Could you please post a full log again (can attach the file to the post or put it on gist.github.com), with the updated TLS buffer sizes as shown in your last post?

Also, can you tell us anything about the server you're connecting to?

enricop commented 5 years ago

hi @projectgus

setting mbedtls allocation method to INTERNAL memory (sdkconfig.txt) we have BIGNUM error: (tls_internal_memory_error_full_log.txt):

tls_internal_memory_error

setting mbedtls allocation method to EXTERNAL memory (sdkconfig2.txt) we have ALERT error, both in handshake and while connected (tls_external_memory_error_full_log.txt):

tls_external_memory_error

here there are server side packet capture for the test with external ram allocation: pcap_external_ram_tls_test.zip

If you see the pcap, the fatal error is caused by an "unexpected message" in the handshake. This confirms what @projectgus was saying.

Since everything IS working FINE while we have INTERNAL memory allocation and enough free memory, our server/client/certificates are fine and the problem is in expressif mbedtls #3624 with external memory and gcc8.

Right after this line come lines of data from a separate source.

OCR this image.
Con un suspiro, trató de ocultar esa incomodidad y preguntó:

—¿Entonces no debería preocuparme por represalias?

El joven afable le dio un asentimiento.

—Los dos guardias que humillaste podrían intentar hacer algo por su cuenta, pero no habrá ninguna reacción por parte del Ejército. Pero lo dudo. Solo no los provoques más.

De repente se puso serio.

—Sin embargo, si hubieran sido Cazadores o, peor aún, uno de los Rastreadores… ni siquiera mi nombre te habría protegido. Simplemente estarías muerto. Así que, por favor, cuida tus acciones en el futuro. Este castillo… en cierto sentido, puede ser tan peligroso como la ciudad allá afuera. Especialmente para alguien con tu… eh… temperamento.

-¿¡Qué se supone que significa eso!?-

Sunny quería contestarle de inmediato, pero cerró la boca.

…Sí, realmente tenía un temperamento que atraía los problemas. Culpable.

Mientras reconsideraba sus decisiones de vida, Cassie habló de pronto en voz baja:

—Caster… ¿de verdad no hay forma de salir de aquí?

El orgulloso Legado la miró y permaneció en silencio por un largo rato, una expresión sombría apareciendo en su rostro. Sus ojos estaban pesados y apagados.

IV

In our project we have very low free memory, so to test the mqtt client with INTERNAL memory we are DISABLING some functionalities. For us it is NOT normal that with 60k of free RAM we have BIGNUM allocation error. This error goes away sistematically if we free memory! See full log here: tls_internal_memory_working_full_log.txt. Note that after connection is enstablished the free memory is 14856 and just before it, it was 75512.

negativekelvin commented 5 years ago

You never said whether you tried the updated libc https://github.com/espressif/esp-idf/issues/3624#issuecomment-515170464

enricop commented 5 years ago

You never said whether you tried the updated libc #3624 (comment)

copying the comment libc.a to esp-idf components/newlib/lib/libc.a has the following result: the handshake always completes successfully but then the connection always terminates with the same error as before

negativekelvin commented 5 years ago

/toolchain-path/xtensa-esp32-elf/xtensa-esp32-elf/lib/esp32-psram/libc.a is the one that is linked with psram workaround

enricop commented 5 years ago

thank you very much @negativekelvin , with that libc.a it connects without errors and the connection stays alive using external memory! (tls_external_memory_fixed_full_log.txt)

projectgus commented 5 years ago

Thanks for the suggestion, @negativekelvin . It looks like the root cause for this is the same as for #3624, then.

@enricop If you agree with this assessment then could you please close this issue and click Subscribe on the linked issue? It will be updated once the PSRAM toolchain fix is available.

david-cermak commented 4 years ago

Hi @enricop

Any update? Could you please close the issue if the @projectgus's assessment is okay with you? Or share any other concern otherwise?

enricop commented 4 years ago

hi all, yes with the relaease of toolchain 2019r2, mbedtls handshake is working. sorry for not updating the issue.